Data Product Consumer

Data Product Cosumers utilizes the Data Product to derive insights and make data-driven decisions. They explore output data, generate reports, and leverage visualizations for strategic planning and operational improvements. For Data Product Consumers, divisions encompass business analysts who derive insights, operational managers who optimize processes, executive stakeholders who rely on strategic insights, and data scientists, and data analysts who use advanced analytics and models. Data consumers utilize the Data Product Hub to explore and obtain the Data products that align with their business requirements. They can review descriptions of the Data Products to determine suitability. Through an intuitive interface, data consumers can efficiently access the appropriate data they need.

Types of Data Product

Data Products can be categorized based on their design and structure.

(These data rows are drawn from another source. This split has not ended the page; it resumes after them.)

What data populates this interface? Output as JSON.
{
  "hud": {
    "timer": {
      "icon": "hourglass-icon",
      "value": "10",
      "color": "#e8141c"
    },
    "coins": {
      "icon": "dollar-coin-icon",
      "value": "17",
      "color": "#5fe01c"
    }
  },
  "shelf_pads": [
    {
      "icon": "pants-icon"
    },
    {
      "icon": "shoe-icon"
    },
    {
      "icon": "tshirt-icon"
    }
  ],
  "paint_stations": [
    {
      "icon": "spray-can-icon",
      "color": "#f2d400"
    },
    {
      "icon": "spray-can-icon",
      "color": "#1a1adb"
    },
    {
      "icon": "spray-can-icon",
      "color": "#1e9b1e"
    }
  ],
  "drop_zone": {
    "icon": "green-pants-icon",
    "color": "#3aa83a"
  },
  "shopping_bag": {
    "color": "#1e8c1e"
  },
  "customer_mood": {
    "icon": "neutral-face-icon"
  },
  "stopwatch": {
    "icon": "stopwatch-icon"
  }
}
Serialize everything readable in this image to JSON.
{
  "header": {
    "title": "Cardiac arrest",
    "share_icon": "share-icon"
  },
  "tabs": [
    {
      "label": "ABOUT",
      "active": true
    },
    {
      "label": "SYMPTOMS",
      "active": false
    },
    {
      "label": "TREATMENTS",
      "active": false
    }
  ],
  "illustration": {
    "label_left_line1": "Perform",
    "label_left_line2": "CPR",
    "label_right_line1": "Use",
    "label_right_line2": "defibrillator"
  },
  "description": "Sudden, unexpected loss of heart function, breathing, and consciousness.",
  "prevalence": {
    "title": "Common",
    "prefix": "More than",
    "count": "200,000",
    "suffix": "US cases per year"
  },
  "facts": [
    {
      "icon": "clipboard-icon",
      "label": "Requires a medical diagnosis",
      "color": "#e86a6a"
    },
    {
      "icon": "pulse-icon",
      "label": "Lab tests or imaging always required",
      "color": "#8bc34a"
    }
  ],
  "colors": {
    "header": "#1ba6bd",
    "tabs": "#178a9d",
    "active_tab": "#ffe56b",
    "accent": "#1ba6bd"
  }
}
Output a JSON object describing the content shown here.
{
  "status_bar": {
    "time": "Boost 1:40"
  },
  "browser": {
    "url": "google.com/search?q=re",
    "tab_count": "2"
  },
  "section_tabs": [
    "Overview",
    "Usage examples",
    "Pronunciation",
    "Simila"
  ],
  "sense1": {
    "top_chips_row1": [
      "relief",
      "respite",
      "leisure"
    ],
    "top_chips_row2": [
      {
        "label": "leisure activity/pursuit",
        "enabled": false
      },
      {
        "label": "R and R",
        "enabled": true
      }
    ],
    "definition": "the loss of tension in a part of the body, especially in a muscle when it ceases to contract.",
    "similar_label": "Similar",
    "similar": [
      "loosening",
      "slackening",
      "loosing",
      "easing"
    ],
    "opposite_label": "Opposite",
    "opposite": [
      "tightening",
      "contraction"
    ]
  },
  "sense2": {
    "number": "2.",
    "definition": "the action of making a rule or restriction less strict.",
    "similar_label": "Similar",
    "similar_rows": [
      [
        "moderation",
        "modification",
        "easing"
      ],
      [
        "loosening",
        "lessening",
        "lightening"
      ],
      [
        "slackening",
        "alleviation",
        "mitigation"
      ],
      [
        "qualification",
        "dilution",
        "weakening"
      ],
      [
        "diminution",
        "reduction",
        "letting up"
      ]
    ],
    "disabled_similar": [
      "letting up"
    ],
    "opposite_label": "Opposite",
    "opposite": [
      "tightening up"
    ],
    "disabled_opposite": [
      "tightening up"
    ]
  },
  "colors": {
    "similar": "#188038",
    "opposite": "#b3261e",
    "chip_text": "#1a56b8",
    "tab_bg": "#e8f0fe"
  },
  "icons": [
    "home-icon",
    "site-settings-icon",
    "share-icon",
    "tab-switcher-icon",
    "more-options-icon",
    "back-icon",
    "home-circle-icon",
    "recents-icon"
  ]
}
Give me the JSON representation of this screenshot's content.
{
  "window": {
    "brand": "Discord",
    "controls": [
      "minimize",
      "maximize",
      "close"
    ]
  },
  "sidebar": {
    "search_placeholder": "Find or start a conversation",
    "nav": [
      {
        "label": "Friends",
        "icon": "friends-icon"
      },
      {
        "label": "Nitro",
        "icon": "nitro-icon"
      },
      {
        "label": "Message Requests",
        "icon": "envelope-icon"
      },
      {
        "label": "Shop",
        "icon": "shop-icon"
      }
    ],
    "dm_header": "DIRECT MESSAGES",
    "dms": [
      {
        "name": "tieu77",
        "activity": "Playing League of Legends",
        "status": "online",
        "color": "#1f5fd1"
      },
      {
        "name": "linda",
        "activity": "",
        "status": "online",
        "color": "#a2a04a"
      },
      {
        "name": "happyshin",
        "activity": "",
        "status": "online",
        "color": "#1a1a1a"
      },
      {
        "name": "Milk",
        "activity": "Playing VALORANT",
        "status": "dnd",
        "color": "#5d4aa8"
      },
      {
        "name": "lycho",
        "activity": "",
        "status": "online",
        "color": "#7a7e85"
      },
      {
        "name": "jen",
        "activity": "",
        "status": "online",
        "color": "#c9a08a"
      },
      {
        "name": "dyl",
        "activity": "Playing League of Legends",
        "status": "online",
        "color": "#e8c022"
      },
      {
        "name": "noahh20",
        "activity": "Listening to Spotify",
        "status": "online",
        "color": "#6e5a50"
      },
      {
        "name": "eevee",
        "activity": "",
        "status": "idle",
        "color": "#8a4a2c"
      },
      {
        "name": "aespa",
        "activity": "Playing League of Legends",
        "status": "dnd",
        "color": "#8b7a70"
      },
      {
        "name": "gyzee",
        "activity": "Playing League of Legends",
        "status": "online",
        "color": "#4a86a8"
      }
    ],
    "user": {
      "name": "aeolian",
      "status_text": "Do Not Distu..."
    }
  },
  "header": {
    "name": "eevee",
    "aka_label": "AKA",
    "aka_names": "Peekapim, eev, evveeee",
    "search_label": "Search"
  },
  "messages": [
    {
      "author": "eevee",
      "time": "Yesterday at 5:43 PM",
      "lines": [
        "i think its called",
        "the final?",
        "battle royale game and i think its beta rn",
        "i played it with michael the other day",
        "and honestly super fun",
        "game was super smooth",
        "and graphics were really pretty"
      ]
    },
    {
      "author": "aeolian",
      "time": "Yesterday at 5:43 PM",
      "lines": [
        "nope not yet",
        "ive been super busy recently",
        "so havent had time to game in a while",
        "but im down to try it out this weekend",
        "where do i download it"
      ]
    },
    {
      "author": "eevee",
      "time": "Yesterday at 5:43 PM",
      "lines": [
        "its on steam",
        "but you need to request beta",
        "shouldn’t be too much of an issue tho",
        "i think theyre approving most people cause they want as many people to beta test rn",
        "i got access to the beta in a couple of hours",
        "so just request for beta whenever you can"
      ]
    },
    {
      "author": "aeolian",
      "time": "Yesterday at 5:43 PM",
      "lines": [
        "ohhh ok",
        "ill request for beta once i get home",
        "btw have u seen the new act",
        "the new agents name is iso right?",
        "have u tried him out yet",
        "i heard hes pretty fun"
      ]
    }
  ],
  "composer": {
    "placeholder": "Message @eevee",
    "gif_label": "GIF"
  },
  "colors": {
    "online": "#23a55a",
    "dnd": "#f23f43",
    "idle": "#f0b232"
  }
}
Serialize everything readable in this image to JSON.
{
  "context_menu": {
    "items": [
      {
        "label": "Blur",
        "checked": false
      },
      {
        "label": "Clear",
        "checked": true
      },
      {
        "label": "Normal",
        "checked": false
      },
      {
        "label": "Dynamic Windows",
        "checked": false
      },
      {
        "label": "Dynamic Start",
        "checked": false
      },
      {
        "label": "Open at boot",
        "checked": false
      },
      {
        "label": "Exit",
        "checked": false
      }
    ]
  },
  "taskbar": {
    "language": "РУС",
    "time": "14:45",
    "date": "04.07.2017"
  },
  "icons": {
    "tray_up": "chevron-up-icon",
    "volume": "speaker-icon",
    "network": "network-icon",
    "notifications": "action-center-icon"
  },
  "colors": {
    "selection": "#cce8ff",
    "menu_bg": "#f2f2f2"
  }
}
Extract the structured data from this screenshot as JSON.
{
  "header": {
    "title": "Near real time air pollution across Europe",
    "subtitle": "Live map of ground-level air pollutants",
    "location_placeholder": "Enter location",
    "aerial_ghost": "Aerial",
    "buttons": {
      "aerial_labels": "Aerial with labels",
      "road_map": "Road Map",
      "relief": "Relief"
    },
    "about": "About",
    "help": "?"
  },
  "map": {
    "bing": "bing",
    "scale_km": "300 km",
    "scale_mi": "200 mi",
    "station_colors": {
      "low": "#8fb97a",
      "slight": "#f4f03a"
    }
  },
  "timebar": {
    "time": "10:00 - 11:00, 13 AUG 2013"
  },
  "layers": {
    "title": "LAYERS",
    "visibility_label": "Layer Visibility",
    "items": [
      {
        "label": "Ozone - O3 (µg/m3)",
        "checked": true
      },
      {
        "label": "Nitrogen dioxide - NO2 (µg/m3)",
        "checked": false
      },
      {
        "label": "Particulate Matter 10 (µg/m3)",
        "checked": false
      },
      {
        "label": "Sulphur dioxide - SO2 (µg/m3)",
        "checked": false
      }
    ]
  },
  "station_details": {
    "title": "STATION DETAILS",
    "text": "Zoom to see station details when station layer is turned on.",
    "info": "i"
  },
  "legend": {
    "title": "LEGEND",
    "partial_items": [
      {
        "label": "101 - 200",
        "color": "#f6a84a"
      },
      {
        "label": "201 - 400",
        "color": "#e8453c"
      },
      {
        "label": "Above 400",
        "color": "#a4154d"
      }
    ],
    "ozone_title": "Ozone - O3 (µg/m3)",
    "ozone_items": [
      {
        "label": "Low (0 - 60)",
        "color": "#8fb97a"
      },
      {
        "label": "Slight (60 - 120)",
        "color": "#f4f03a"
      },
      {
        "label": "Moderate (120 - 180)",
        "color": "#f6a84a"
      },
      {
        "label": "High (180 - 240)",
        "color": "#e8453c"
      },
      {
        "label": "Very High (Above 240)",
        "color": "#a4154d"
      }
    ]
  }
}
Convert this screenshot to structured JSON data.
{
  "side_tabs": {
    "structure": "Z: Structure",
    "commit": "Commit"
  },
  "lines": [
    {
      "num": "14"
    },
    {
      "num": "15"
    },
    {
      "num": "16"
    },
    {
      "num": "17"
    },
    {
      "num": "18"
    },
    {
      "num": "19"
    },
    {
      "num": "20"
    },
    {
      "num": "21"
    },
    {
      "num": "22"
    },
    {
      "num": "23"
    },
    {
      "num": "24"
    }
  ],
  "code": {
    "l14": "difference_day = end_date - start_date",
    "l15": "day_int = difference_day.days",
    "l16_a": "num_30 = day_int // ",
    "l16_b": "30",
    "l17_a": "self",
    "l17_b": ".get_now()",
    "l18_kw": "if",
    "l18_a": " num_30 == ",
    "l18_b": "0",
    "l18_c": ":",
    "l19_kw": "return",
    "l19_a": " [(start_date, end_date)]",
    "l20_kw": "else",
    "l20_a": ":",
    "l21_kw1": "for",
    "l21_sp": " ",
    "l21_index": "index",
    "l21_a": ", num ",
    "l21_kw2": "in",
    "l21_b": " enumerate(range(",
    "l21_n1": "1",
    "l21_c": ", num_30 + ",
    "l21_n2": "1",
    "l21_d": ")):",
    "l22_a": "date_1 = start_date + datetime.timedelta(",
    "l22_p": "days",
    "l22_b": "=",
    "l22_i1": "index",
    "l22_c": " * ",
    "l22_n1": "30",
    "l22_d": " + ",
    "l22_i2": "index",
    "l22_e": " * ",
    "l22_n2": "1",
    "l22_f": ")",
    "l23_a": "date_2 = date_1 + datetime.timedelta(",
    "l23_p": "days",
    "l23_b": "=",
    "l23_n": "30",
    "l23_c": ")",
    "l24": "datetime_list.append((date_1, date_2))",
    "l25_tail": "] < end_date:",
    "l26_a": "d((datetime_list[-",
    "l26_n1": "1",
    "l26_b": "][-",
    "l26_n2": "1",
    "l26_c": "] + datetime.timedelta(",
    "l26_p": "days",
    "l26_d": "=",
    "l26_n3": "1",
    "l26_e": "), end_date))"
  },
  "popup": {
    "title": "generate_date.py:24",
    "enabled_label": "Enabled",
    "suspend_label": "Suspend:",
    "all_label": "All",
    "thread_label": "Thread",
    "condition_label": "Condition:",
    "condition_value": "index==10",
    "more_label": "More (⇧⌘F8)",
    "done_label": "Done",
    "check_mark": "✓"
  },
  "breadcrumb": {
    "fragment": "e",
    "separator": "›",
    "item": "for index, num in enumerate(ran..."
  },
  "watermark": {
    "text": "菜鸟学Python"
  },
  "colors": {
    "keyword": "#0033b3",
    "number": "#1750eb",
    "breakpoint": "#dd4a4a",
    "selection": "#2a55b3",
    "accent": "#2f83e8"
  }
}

The main types are described below:

Entity First Data Product

Entity-first Data Products are organized and structured based on the characteristics and origins of the underlying data sources themselves. There is emphasis on ensuring data quality, governance, and compliance with organizational standards and policies.​ They often aligning closely with the data domains of the organization.​ At times, they are also referred to as Source-aligned Data Products. Examples include Data Warehouses, which centralize and integrate data across an organization, and Master Data Management Systems, which ensure consistency and accuracy of key data entities like customers or products.

Model First Data Product

Model-first Data Products are designed and structured primarily around the needs, preferences, and use cases of the end-users or consumers of the data. There is emphasis on understanding the semantics and context in which users will interact with the data.​This essentially means modeling the outcome first (prototyping) and then putting the parts together to bring the product vision to life. ​At times, they are also referred to as Consumer-aligned Data Products.​ Examples include Business Intelligence Dashboards that provide visual analytics for decision-making, Predictive Analytics Models that forecast future trends based on historical data, and Recommendation Systems that suggest items based on user behavior and preferences.